For this week’s tasting lab, we were offered the taste of different spices: cardamom, mace, peppercorns (two black types and one white type), nutmeg, Hungarian paprika, smoked paprika, cinnamon stick, cumin, cloves, whole star anise, and vanilla. We then made our own spice blends. Mine consisted of black pepper, star anise, clove, cardamom, and nutmeg and I’m rather inclined to put it on some vanilla ice cream – I’ve always enjoyed spicy-sweet flavor combinations, and the blend I made is somewhat similar to chai spice, which is one of my favorite flavors ever.

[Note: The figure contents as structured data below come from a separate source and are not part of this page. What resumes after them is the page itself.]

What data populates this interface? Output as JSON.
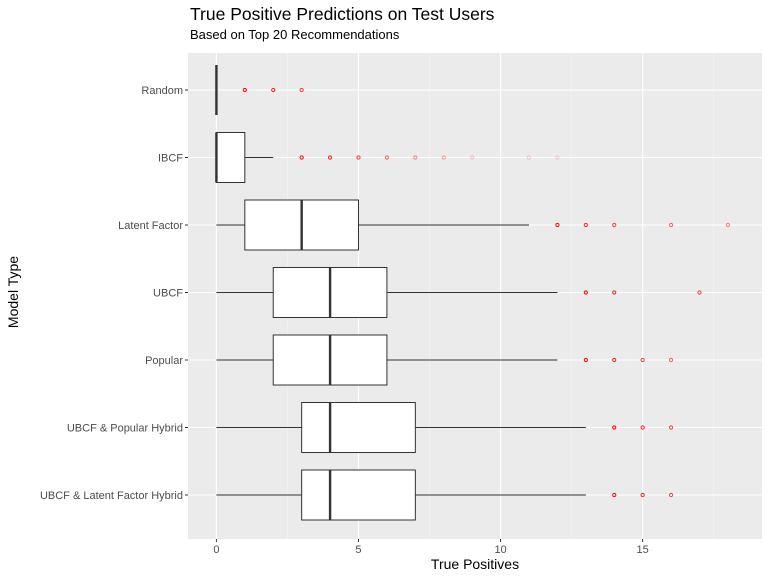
{
  "chart_data": {
    "type": "boxplot",
    "orientation": "horizontal",
    "title": "True Positive Predictions on Test Users",
    "subtitle": "Based on Top 20 Recommendations",
    "xlabel": "True Positives",
    "ylabel": "Model Type",
    "xlim": [
      -1,
      19.2
    ],
    "xticks": [
      0,
      5,
      10,
      15
    ],
    "grid": true,
    "outlier_color": "#ff0000",
    "categories": [
      "Random",
      "IBCF",
      "Latent Factor",
      "UBCF",
      "Popular",
      "UBCF & Popular Hybrid",
      "UBCF & Latent Factor Hybrid"
    ],
    "boxes": [
      {
        "name": "Random",
        "whisker_low": 0,
        "q1": 0,
        "median": 0,
        "q3": 0,
        "whisker_high": 0,
        "outliers": [
          1,
          2,
          3
        ]
      },
      {
        "name": "IBCF",
        "whisker_low": 0,
        "q1": 0,
        "median": 0,
        "q3": 1,
        "whisker_high": 2,
        "outliers": [
          3,
          4,
          5,
          6,
          7,
          8,
          9,
          11,
          12
        ]
      },
      {
        "name": "Latent Factor",
        "whisker_low": 0,
        "q1": 1,
        "median": 3,
        "q3": 5,
        "whisker_high": 11,
        "outliers": [
          12,
          13,
          14,
          16,
          18
        ]
      },
      {
        "name": "UBCF",
        "whisker_low": 0,
        "q1": 2,
        "median": 4,
        "q3": 6,
        "whisker_high": 12,
        "outliers": [
          13,
          14,
          17
        ]
      },
      {
        "name": "Popular",
        "whisker_low": 0,
        "q1": 2,
        "median": 4,
        "q3": 6,
        "whisker_high": 12,
        "outliers": [
          13,
          14,
          15,
          16
        ]
      },
      {
        "name": "UBCF & Popular Hybrid",
        "whisker_low": 0,
        "q1": 3,
        "median": 4,
        "q3": 7,
        "whisker_high": 13,
        "outliers": [
          14,
          15,
          16
        ]
      },
      {
        "name": "UBCF & Latent Factor Hybrid",
        "whisker_low": 0,
        "q1": 3,
        "median": 4,
        "q3": 7,
        "whisker_high": 13,
        "outliers": [
          14,
          15,
          16
        ]
      }
    ]
  }
}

After hand-picking kale from the Organic Farm, we roasted it with olive oil and dipped it in the different spices. I also made an everclear infusion with black pepper and bay leaf which we can sample next week. I have always enjoyed tasting foods that should be sweet and finding them savory and vice-versa, which is why I chose to infuse alcohol, which usually is made into sweet or astringent cocktails with traditionally savory flavors, creating a disparity between the flavor anticipated and the flavor experienced; the area between those two is where food is the most interesting to taste.
One of my favorite movements in recent culinary history has been the rise of gastropubs, which take traditionally basic foods and play with their texture, flavor, and appearance. At Quinn’s in Seattle, you may be served grapes bursting with carbonation due to fermentation. At the White Rabbit in Kingham, England, you may spread jam on toast and be pleasantly surprised by the fresh and unadulterated flavor of just ripe tomato bursting across your palette.
I have always enjoyed magic tricks, and my favorite came in the form of a meal I had at Spur (also in Seattle) in which I was served cheesecake with raspberry puree, which in fact was goat cheese on a cracker, cut to look like a cheesecake, and served with pickled onion puree instead. It was delicious and unexpected, and not as pretentious as some meals I’ve had (foie gras ice cream, anyone?), but rather a delightful prank played on the senses.
There is a playfulness to food too often neglected in “nice” restaurants which is what makes the gastropub so appealing – you can show up in jeans and a t-shirt and enjoy a Manny’s while being absolutely baffled by your own tastebuds.